Strife spreads as workers feel squeeze

29 Oct 09
A spate of job losses and a squeeze on pay and conditions have been stoking unrest across the public sector, ahead of the clampdown on spending expected in November’s Pre-Budget Report
By Tash Shifrin

29 October 2009

A spate of job losses and a squeeze on pay and conditions have been stoking unrest across the public sector, ahead of the clampdown on spending expected in November’s Pre-Budget Report.

While the media has focused on postal workers’ strikes, there has been discontent among local government staff and civil servants.

Devon County Council issued a warning on October 27 of at least 500 job losses. This followed Birmingham City Council’s announcement that 800 posts would be axed in a move aimed at reducing a projected £26m budget deficit.

John Hart, leader of Devon council, said: ‘Whoever wins the next general election will have to make severe cuts in public spending. Local government will not escape those cuts and we have to be ready for them when they come.’

Elsewhere, unions have declared a dispute with Nottinghamshire County Council after it floated plans to cut terms and conditions – including redundancy pay – as part of a bid to save £83m over the next three years.

A series of disputes over new pay and grading structures continued in some local authorities, with Leeds refuse workers now in their eighth week of a strike. Union members in Sheffield and Brighton were balloting for action in similar disputes.

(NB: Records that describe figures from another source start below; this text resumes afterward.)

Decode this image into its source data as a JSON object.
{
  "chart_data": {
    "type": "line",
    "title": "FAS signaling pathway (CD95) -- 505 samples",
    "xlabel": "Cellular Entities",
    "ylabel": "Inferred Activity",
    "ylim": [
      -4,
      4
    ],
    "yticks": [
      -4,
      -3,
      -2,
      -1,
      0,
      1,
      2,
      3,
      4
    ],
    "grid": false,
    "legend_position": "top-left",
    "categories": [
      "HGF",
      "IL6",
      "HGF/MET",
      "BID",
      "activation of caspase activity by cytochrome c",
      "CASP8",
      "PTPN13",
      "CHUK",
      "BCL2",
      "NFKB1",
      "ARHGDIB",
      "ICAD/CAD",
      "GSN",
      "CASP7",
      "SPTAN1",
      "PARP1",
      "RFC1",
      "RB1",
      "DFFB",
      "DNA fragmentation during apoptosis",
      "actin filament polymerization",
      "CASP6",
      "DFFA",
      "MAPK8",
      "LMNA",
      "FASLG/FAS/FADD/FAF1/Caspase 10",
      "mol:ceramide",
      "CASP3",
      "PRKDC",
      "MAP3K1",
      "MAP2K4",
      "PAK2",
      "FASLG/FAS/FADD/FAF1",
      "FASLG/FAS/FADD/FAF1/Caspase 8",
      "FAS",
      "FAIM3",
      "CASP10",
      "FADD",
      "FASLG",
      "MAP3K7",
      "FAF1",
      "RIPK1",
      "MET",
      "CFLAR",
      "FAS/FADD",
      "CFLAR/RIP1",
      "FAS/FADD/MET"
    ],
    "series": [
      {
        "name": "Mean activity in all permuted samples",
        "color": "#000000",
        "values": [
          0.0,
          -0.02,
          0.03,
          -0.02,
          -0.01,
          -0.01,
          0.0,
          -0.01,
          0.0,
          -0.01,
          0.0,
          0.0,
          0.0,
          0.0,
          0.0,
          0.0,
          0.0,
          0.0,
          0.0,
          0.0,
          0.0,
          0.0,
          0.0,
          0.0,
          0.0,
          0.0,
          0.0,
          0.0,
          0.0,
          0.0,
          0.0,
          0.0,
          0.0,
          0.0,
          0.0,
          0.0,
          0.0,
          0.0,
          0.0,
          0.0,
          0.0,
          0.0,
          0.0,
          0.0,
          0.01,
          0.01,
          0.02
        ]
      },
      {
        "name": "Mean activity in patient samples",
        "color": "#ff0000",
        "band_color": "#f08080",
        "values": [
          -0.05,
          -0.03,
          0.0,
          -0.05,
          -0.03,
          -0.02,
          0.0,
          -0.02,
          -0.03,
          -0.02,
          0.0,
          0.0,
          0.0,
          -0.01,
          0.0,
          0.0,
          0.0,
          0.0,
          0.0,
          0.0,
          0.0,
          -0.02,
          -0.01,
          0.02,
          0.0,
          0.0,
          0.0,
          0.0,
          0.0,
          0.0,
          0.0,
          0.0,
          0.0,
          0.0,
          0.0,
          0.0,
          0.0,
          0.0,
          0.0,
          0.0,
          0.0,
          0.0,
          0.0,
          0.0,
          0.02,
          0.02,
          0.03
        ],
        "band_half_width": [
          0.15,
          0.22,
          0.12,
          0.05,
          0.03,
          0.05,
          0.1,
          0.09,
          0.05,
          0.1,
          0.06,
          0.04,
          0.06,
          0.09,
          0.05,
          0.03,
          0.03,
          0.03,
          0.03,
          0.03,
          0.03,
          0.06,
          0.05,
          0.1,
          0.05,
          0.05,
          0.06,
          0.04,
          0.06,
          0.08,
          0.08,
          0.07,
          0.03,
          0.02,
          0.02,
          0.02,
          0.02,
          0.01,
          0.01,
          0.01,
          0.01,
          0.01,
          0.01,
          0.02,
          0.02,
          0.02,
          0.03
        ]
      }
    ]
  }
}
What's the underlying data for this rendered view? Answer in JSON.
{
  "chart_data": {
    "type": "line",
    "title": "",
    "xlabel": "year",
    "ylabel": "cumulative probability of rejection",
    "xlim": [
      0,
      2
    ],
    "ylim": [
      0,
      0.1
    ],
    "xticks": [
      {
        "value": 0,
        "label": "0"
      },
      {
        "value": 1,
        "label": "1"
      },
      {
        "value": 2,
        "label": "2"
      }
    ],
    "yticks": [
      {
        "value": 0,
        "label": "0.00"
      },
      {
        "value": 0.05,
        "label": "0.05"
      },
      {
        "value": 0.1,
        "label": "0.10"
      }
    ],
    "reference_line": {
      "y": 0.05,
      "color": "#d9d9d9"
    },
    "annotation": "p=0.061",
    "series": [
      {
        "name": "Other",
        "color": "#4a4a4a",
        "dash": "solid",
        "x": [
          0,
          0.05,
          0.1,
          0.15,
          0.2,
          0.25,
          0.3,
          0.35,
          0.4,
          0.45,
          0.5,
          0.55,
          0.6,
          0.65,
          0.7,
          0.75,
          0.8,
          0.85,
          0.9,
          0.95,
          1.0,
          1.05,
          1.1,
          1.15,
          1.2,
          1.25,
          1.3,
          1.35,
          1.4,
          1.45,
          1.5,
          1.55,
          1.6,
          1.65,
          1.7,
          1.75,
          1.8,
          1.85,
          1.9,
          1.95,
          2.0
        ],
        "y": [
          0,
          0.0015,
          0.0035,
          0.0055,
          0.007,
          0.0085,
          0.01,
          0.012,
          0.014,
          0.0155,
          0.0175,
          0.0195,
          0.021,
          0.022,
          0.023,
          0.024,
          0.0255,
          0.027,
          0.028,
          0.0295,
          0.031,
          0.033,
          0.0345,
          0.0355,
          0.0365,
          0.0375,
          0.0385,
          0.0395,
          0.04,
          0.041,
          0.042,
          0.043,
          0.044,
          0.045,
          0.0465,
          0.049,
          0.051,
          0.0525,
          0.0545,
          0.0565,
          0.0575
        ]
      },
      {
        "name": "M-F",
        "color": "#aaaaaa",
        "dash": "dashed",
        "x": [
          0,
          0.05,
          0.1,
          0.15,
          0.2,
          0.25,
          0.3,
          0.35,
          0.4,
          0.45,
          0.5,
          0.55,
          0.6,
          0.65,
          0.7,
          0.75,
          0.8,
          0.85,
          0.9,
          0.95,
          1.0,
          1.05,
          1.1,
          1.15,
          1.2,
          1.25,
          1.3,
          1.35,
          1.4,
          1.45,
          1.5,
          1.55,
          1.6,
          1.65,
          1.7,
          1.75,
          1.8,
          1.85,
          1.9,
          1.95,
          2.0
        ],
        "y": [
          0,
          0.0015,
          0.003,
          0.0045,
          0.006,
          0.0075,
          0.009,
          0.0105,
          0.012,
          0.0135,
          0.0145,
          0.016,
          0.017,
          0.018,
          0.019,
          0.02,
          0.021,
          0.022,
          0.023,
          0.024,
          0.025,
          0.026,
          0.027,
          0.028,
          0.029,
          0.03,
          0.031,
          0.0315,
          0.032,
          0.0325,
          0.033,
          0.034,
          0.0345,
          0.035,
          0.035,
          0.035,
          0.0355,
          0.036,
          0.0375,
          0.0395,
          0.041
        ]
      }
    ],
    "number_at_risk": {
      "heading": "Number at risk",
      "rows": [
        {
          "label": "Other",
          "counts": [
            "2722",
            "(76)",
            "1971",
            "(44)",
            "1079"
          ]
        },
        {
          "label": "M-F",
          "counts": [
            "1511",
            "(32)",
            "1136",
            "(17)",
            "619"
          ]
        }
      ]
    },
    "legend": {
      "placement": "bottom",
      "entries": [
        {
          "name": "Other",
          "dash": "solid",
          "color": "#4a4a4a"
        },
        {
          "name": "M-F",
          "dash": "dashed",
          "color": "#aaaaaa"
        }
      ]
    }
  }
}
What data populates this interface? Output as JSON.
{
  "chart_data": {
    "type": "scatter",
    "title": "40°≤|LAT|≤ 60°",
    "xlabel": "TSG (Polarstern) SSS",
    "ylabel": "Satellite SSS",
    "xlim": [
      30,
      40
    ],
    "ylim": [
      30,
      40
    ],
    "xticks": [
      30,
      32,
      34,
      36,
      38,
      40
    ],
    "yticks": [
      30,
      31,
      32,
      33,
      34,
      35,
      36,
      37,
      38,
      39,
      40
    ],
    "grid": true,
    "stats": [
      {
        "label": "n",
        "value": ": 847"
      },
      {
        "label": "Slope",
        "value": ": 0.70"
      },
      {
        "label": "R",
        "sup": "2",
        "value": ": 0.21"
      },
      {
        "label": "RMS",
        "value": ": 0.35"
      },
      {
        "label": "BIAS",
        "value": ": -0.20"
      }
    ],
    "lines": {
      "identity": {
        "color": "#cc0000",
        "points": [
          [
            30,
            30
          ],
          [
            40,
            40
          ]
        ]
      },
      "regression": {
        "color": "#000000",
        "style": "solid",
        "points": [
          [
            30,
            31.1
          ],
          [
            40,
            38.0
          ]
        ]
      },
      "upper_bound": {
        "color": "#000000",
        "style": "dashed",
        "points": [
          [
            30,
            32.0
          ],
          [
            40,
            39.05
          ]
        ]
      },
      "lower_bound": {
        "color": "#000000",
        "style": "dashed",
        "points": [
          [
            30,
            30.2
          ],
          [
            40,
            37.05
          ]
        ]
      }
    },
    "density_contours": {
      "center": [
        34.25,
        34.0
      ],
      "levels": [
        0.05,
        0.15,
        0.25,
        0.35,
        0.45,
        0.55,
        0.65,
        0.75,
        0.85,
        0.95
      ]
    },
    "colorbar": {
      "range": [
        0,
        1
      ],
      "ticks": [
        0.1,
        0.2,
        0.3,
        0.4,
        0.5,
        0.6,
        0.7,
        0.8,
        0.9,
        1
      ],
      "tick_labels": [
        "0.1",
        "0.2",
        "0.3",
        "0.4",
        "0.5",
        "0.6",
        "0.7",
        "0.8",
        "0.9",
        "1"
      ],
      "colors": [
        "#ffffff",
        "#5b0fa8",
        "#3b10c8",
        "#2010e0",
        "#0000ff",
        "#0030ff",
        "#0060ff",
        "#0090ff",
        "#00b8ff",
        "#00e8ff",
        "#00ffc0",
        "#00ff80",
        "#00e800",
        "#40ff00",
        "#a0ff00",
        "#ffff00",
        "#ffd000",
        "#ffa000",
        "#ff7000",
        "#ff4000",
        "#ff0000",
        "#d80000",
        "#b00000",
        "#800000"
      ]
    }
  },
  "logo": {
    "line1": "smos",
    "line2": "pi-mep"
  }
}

In the civil service, 850 members of the Public and Commercial Services union employed by contractor Fujitsu were set to hear the results of a strike ballot over job, pay and pension cuts on October 29. The staff provide IT support to government agencies.

UK Border Agency staff were also balloting for action, while the union has condemned plans to close offices and cut jobs at the Land Registry and Identity and Passport Service.

Unison head of local government Heather Wakefield told Public Finance that redundancies in councils ‘have obviously accelerated’. The union had tracked around 9,000 job losses over the past nine months, Wakefield said, branding it ‘nonsense’ to suggest the public sector was not already ‘sharing the pain’ of the recession.

A PCS spokesman said: ‘We’re very aware of the chancellor’s ongoing Operational Efficiency Review, which we expect he will report on in the PBR. Things are going to get worse and tougher.’
Unions representing 1.5 million council workers submitted a pay claim on October 26, seeking a 2.5% or £500 rise. Wakefield said this was ‘modest and takes account of the tough economic climate’.

But Sir Steve Bullock, chair of the Local Government Association Human Resources Panel, signalled a potential new area of conflict ahead, calling for pay restraint. ‘Now is not the time to be even thinking about an inflation-busting pay claim,’ he said.